As one of the 12 Minor Prophets, Micah unwaveringly spoke God’s message to Israel—a message filled with judgment but laced with the promise of redemption. Micah combined poetic complexity and literary sophistication to compel his audience to respond. And now, through an exacting linguistic and literary analysis of the biblical text, coauthors Francis I. Andersen and David Noel Freedman explain what Micah meant to his contemporaries, as well as what his message means to readers today.
What sets this volume apart is its attention to the prophet’s original text. The commentary is descriptive rather than speculative, philological rather than theological. With unusual care, the authors—two of the world’s leading Bible scholars—examine the features of Micah’s biblical Hebrew and prophetic discourse. They discover the use of a special kind of language, which, in its poetic composition, differs significantly from the language of classical Hebrew prose.

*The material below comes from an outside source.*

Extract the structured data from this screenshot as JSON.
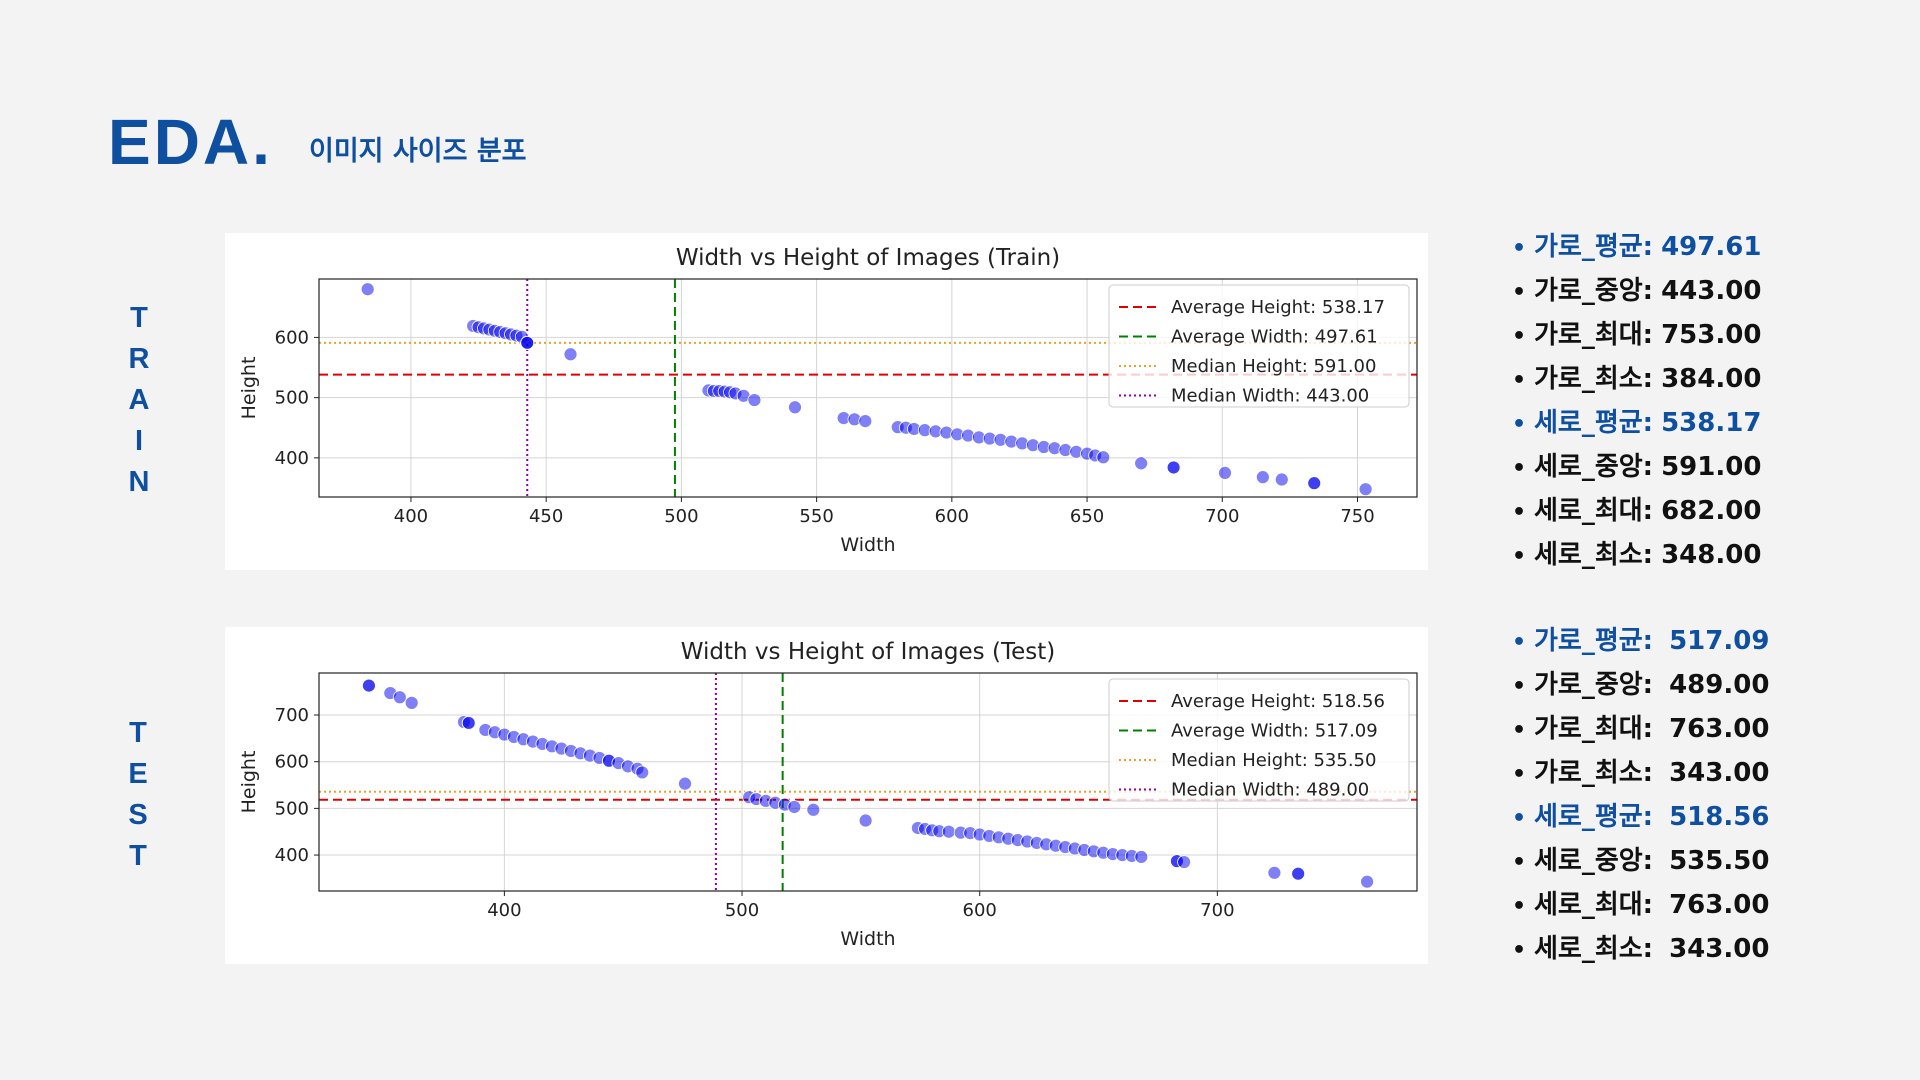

At the zenith of their careers, masters of all relevant disciplines, Andersen and Freedman are the perfect duo to unlock the words of this challenging prophet.
Logos Bible Software gives you the tools you need to use this volume effectively and efficiently. With your digital library, you can search for verses, find Scripture references and citations instantly, and perform word studies. Along with your English translations, all Scripture passages are linked to Greek and Hebrew texts. What’s more, hovering over a Scripture reference will instantly display your verse! The advanced tools in your digital library free you to dig deeper into one of the most important contributions to biblical scholarship in the past century!
Francis I. Andersen taught the Bible in Australia, the United States, and around the world before retiring as professorial fellow in the department of classics and archaeology at the University of Melbourne, Australia. Out of his pioneering work on the poetics and metrics of biblical texts, he has produced over 70 scholarly articles and many books.
David Noel Freedman (1922–2008) received his PhD in Semitic languages and literature from Johns Hopkins University in 1948. Freedman was a distinguished author and prolific editor. His other works include a contribution to the Eerdmans Biblical Resources Series and The Bible in Its World.